With usual fine line PCB technology (w=75..100 um), I expect w1 = w, which comes true in most cases. Most of my fast signal designs have a designed trace impedances which would be hopefully met by e. g. +/- 20 %. Controlled impedance in contrast would imply test structures on the board respectively the production panel and an explicite impedance specification for this structures that has to be checked by the PCB manufacturer.
 

one manufacturer told me these data:
W_design=100um --> w1=90um w2=80um with inner layer copper thickness of 17um.

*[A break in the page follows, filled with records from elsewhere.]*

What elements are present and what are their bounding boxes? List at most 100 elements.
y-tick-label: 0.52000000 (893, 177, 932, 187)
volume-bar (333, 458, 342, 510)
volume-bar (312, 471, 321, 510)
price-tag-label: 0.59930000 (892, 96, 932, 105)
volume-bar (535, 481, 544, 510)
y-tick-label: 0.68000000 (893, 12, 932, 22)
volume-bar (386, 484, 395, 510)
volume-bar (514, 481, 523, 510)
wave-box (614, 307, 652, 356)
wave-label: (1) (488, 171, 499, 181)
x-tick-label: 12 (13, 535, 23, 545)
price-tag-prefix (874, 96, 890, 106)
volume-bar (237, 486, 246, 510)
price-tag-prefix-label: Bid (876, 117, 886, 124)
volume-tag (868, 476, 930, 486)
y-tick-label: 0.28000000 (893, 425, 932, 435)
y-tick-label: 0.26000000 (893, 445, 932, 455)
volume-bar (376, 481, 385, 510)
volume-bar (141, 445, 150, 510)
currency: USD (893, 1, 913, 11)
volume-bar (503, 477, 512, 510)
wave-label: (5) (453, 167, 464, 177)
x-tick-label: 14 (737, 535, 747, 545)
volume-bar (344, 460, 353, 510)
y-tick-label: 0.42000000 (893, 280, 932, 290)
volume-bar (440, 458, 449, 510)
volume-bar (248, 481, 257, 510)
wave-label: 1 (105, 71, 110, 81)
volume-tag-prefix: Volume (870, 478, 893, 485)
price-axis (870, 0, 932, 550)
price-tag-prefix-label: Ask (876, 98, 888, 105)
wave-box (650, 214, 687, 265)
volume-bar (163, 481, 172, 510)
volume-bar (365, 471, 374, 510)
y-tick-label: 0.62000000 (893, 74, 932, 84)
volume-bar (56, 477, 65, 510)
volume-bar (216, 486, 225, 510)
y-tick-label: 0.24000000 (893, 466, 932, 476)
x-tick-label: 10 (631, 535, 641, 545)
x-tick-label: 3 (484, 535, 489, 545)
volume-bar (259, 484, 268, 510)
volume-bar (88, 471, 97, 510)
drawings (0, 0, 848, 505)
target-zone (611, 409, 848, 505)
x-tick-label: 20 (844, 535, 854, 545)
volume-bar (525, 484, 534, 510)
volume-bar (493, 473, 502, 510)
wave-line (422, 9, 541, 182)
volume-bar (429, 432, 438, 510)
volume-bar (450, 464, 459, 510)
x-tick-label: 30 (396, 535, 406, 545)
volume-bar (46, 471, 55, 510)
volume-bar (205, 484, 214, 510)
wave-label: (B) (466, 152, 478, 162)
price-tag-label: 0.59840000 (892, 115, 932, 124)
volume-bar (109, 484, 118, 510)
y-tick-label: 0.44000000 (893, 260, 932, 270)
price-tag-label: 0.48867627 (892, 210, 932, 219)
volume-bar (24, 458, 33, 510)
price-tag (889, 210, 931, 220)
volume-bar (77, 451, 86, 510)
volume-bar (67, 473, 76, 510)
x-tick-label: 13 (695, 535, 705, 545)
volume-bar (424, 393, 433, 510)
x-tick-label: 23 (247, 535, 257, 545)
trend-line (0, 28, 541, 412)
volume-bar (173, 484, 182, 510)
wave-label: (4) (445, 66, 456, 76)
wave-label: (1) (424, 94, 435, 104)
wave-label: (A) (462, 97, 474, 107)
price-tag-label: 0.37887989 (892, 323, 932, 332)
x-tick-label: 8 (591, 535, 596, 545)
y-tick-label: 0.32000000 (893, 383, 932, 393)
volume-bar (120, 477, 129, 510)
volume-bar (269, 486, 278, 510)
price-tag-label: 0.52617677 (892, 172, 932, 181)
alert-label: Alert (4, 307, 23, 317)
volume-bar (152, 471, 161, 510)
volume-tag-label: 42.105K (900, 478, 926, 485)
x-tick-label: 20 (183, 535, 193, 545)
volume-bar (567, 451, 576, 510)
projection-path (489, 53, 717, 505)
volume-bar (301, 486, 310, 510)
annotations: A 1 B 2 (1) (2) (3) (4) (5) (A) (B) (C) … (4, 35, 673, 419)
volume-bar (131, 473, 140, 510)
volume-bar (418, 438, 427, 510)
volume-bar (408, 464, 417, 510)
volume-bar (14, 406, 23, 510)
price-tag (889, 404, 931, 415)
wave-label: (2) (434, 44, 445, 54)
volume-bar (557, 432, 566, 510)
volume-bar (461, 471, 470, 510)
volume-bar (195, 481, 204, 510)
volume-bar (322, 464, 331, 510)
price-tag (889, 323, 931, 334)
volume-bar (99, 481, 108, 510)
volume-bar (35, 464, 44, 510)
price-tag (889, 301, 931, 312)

if the tolerance is 15% then i think the 2.1% (1.3ohm) would not be within the 15% but it would increase it to 17.5%. i think calculation (field solver like polar software) should be within 0.5% then teh production tolerance should be within 15%, but if you manufacture 1000 boards, the average impedance of all boards should be nominal+/-zero, with gaussian distribution.

Added after 2 minutes:

oh, and when they check the impedance, i am shure that at least few of them use the same signal rise time for all boards, all traces, which is incorrect. because they should use the rise times for each signal-trace separatelly given by the hardware design engineer.
 

Your back-etching calculation is apparently based on the assumption, that a PCB manufacturer would plot the gerber data as-is. Usually, he applies a correction to apertures. Here is an example how a manufacturer sees the relation between nominal and actual trace geometry:

28_1208701462.gif


The other point is, that you can't expect impedance tolerances of a few ohms without impedance controlled PCB production, that means, the manufacturer knows the impedance specification of a defined test structure and adjusts his process parameters.
 

"that a PCB manufacturer would plot the gerber data as-is."
if we tell them not to do impedance control on this board, then they will not. what i described above: i made impedance control on a board, then they wanted as well, they sent me their results and those were less accurate than mine.
they measured by TDR (probably with incorrect rise times, but even then), and these were the results on my 60ohm@1.2GHz traces:

Code:
REQUIREMENT				  MEASUREMENT	
NOMINAL	TOLERANCE		MINIMUM	MAXIMUM
58	10%						60	61

they say my requirement was 58?????? it was 60@1.2GHz, which is 58.7@1MHz. ad with a TDR probably they setted up a sort rise time: 30ps...600ps where 410ps would be my signal rise time. from my trace widths they have calculated back the 58 ohms. do i have to explain more?

Added after 5 minutes:

so everyone says i shouldnt care about it, let the pcb fab to do that.

i know how to let them to do that, but i dont know how to make the equations. my question was about this.

it doesnt mean that then i will give up. i know most of the designers let the fab to do that, but i dont care. what i care about is the equations.